All the stockholders would have noticed that year or the next was maybe a drop in their dividends, but none of them had to cough up $$$ to pay that J, as a stockholder or LLC member is NOT personally liable for J against or debts of the corp itself.
So let's say somebody gets a J against your LLC for $1M, but the LLC has only $100k...normally, if the LLC has carefully documented its activities, kept minutes, had meetings, treated itself as a REAL business entity...the J creditor cannot then get to you personally, and has to make do with the corp/LLC's assets only.
In this regard, the big thing a trust offers, if it's in title to the RE, is keeping its beneficiaries anonymous...if some lawyer or pvt detective is doing an asset searh on you, but all your RE is in the name of "Broadway Ave RE Trust", then the investigator isn't going to find your name, right? Right!
And whatever DOS clause or language there might be in your D/T will NOT let the lender foreclose just because you've deeded the RE to your trust.
Fed law (Garn St. Germaine Law) says that alone will NOT trigger any DOS.

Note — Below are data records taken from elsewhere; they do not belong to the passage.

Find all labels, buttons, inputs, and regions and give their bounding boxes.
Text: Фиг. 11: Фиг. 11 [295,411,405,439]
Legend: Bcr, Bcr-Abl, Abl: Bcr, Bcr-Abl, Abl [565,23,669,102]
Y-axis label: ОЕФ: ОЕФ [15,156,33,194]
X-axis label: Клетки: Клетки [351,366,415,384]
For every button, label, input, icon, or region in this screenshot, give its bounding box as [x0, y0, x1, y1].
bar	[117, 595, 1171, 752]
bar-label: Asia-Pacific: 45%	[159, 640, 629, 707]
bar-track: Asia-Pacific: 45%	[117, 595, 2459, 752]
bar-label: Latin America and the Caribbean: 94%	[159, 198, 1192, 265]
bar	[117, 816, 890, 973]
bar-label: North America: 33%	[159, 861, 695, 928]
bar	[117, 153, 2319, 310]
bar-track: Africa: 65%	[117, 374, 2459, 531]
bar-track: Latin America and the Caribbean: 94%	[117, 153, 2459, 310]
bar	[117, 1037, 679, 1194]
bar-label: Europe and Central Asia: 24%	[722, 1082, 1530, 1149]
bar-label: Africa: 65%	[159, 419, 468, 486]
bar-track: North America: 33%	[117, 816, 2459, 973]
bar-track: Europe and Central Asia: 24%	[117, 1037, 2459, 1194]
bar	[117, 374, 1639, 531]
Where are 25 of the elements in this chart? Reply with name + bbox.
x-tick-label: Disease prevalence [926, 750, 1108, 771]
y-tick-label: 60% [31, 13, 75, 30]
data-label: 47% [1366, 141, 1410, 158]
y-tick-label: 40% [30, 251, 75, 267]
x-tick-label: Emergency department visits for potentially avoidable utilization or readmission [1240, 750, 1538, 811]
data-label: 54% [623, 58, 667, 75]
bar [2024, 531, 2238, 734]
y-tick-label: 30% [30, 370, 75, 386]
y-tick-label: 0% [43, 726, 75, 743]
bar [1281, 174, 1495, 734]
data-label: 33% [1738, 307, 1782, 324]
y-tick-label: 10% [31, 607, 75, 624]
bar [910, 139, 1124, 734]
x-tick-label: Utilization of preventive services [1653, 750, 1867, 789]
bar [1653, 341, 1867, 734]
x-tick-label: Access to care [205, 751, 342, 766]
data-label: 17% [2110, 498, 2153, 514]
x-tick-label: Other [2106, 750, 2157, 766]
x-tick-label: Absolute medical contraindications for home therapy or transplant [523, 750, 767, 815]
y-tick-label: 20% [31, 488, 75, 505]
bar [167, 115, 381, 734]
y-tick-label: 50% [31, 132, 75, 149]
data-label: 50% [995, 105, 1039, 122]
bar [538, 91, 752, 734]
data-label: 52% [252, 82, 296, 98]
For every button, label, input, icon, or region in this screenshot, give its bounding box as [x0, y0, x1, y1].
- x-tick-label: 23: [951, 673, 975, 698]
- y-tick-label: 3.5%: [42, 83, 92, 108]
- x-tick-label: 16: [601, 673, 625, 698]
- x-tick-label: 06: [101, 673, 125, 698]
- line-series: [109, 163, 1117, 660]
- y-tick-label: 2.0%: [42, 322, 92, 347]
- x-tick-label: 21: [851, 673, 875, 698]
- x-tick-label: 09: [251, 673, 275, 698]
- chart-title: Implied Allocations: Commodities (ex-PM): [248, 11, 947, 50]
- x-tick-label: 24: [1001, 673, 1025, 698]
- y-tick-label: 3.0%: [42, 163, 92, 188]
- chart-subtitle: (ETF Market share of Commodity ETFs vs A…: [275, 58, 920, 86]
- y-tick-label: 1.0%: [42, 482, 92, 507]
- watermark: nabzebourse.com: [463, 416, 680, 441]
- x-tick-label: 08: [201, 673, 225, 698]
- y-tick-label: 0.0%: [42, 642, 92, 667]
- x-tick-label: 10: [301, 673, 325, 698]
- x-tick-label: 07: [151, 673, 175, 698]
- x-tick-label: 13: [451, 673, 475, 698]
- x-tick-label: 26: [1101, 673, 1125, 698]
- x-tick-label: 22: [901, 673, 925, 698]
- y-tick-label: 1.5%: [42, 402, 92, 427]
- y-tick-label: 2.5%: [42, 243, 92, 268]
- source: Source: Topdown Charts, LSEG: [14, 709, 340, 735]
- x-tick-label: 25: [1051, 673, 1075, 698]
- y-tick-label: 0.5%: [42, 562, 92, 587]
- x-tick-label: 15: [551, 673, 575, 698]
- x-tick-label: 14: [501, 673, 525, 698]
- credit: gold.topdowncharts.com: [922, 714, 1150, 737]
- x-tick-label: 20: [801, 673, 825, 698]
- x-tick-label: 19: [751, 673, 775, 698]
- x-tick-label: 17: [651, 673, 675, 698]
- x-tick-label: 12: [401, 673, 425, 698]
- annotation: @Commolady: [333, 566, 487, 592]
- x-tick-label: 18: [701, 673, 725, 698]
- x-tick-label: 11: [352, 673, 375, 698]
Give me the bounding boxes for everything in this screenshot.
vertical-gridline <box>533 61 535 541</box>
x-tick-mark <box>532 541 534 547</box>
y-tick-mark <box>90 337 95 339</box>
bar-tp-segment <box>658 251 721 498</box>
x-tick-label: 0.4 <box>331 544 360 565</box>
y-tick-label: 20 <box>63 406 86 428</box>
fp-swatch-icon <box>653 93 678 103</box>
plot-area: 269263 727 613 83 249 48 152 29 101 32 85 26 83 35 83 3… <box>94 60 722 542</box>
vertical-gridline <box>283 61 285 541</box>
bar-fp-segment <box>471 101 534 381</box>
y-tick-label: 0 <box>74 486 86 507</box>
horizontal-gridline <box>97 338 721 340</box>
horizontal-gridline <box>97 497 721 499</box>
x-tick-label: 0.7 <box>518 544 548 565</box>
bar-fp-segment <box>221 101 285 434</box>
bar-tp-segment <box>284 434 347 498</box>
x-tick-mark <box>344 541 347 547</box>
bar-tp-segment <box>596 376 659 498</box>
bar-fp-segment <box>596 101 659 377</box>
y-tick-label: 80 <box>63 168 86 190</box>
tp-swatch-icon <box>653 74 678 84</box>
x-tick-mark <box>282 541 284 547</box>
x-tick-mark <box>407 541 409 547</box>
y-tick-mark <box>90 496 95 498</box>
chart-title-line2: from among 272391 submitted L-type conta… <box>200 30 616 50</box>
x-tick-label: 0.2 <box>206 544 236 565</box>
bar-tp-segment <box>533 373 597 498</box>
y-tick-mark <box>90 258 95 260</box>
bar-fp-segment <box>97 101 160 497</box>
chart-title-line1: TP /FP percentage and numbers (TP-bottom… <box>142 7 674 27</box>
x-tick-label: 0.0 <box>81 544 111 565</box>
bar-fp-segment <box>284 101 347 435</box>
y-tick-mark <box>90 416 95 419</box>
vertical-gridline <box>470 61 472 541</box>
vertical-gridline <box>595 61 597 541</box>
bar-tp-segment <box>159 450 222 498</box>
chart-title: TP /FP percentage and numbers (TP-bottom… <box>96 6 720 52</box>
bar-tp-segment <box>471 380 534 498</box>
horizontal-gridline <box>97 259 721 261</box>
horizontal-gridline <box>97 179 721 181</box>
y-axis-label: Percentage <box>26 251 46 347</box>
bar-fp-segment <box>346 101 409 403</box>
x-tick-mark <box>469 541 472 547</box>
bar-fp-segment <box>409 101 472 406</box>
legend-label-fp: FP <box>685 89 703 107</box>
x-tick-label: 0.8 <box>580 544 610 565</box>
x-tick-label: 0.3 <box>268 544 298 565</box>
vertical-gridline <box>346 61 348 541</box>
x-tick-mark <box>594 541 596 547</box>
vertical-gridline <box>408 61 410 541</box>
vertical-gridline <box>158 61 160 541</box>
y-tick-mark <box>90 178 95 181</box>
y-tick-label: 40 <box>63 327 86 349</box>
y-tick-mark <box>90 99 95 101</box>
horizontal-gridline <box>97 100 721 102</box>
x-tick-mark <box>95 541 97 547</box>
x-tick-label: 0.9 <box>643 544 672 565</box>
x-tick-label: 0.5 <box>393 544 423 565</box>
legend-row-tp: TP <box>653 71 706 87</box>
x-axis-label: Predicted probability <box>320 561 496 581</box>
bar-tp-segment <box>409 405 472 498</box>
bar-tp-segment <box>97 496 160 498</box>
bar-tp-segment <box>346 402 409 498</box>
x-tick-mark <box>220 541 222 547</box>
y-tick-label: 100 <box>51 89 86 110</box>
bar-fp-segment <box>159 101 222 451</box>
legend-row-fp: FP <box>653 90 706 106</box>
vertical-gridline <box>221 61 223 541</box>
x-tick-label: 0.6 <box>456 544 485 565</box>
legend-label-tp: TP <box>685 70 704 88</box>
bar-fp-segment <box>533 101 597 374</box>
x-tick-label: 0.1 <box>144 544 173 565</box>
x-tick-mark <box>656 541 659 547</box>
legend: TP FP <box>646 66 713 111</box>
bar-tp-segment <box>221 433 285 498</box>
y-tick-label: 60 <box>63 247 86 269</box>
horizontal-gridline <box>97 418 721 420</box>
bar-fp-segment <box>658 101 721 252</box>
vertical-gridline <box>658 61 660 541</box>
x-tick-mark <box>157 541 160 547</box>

John, So are you saying put my personal residence into some type of corporation?
Nope, I'm sure NOT saying put your personal res in a corp, and if you do so, expect to have your lender exercise its DOS and call your loan.
Two big reasons NOT to use corp for pers res...first, a home might be sold these days without income tax, but if it's a corp owned property, IRS might say it's no longer your pers. res.
Second, the DOS issue as mentioned.
To answer your original question, yes the Land Trust can protect your property against liens, judgments, etc. The beneficiary interest is considered to be personal property. If there would be two non-related parties/entities as beneficiaries then it becomes very difficult (not impossible) to partition personal property.
The creditor would have to wait until the property is sold to satisfy their claim-but the title to the property would not be clouded.